In 1974, after working on her 'stroke' paintings – intense swaths of color painted over pencil-drawn grids – Joan Snyder began in earnest to make paintings which had what she referred to as a female sensibility. "In the early 1970s, women were forming groups and talking about things political and personal, and about our art," says Snyder. She says that these dialogues influenced the art world. "Women’s work helped to pump the blood back into what were dry, cold, and minimal years in the art world in the late 1960s."


Paint the House, 1970




Over the four decades of her prolific career, Snyder’s body of work has continually evolved in style and form.
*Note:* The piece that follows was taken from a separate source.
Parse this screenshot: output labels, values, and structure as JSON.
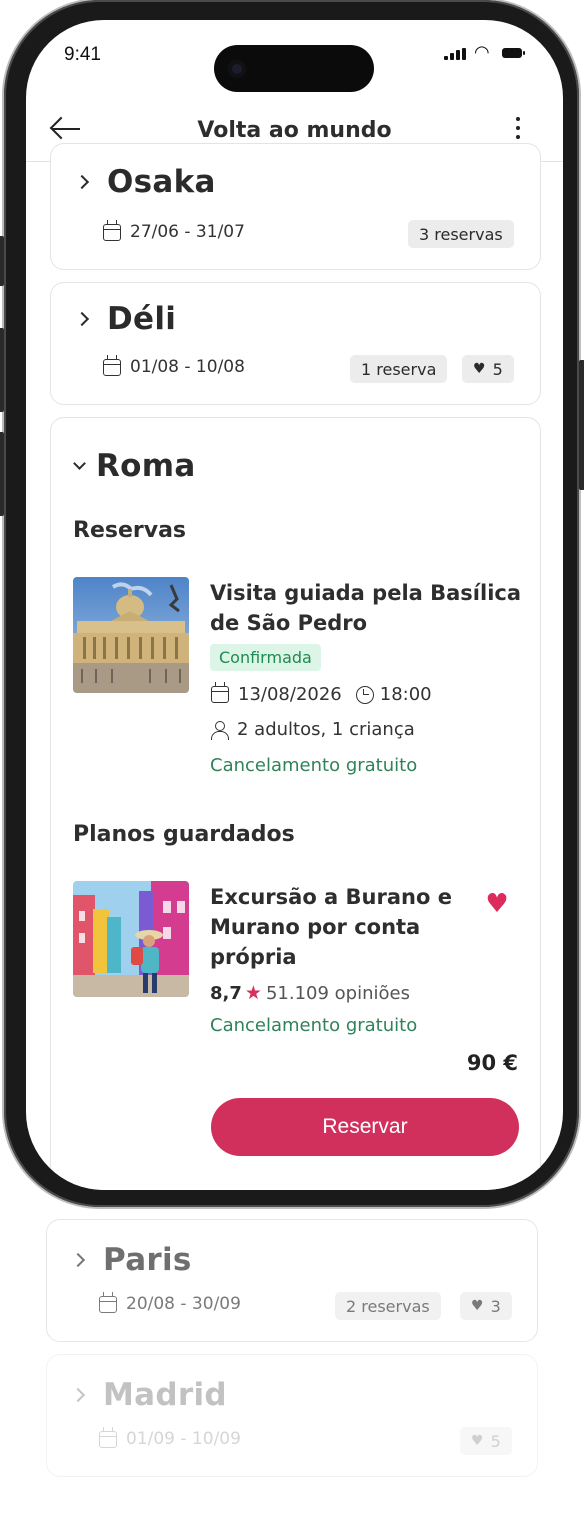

Beginning with the stroke paintings, Snyder's works have been essentially narratives of both personal and communal experiences. After abandoning formal grids as the basic structure of her paintings, Snyder’s work became more explicitly gestural and rooted in memory, while at the same time more complex materially.



Cloud Garden, 2003




The MacArthur Foundation profile of Joan Snyder declares that her paintings "mirror her personal experience, but, at the same time, the visual messages she provides through her images convey universal and readily understood emotions. Through a fiercely individual approach and persistent experimentation with technique and materials, Snyder has extended the expressive potential of abstract painting and inspired a generation of emerging artists."